The R*Tree module is a standard extension to SQLite that provides an index structure that is optimized for multi-dimensional ranged data. The R*Tree name refers to the internal algorithm used to organize and query the stored data. For example, in a two-dimensional R*Tree, the rows might contain rectangles, in the form of a minimum and maximum longitude value, along with a minimum and maximum latitude. Queries can be made to quickly find all of the rows that contain or overlap a specific geological location or area. Adding more dimensions, such as altitude, allows more complex and specific searches.

R*Trees are not limited to just spacial information, but can be used with any type of numeric range data that includes pairs of minimum and maximum values. For example, an R*Tree table might be used to index the start and stop times of events. The index could then quickly return all of the events that were active at a specific point or range of time.

The R*Tree implementation included with SQLite can index up to five dimensions of data (five sets of min/max pairs). Tables consist of an integer primary key column, followed by one to five pairs of floating-point columns. This will result in a table with an odd number of 3 to 11 columns. Data values must always be given in pairs. If you wish to store a point, simply use the same value for both the minimum and maximum component.

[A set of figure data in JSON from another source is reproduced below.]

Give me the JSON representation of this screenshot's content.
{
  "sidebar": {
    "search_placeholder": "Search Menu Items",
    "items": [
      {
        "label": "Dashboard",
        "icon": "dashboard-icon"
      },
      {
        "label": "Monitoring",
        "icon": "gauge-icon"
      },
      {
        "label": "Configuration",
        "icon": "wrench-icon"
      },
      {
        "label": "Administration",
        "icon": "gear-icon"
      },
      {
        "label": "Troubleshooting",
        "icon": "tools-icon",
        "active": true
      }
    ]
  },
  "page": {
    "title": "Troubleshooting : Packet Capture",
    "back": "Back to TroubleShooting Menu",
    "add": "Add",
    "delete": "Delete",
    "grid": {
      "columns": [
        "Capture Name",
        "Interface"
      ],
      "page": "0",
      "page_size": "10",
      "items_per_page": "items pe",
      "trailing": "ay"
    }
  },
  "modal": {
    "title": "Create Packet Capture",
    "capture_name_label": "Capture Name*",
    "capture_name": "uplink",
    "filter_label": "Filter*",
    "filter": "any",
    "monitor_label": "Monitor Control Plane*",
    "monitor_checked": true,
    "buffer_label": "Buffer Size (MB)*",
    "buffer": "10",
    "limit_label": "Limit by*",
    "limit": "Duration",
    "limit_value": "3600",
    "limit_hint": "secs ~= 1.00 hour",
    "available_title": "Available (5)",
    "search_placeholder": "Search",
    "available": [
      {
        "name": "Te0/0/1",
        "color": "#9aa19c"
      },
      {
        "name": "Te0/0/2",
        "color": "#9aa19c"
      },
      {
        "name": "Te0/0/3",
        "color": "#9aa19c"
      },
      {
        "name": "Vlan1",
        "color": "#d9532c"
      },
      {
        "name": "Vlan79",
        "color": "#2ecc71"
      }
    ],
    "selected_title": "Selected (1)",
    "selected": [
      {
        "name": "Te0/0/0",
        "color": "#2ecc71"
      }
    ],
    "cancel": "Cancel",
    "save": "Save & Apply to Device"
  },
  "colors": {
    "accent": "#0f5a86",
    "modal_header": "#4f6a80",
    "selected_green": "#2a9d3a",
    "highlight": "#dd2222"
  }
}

Generally, R*Trees act as detail tables for more traditional tables. A traditional table can store whatever data is required to define the object in question, including a key reference to the R*Tree data. The R*Tree table is used to hold just the dimensional data.

Multi-dimensional R*Trees, especially those used to store bounding rectangles or bounding volumes, are often approximations of the records they are indexing. In these cases, R*Trees are not always able to provide an exact result set, but are used to efficiently provide a first approximation. Essentially, the R*Tree is used as an initial filter to quickly and efficiently screen out all but a small percentage of the total rows. A more specific (and often more expensive) filter expression can be applied to get the final result set. In most cases, the query optimizer understands how to best utilize the R*Tree, so that it is applied before any other conditional expressions.

R*Trees are quite powerful, but they serve a very specific need. Because of this, we won’t be spending the time to cover all the details. If an R*Tree index sounds like something your application can take advantage of, I encourage you to check out the online documentation (http://www.sqlite.org/rtree.html). This will provide a full description on how to create, populate, and utilize an R*Tree index.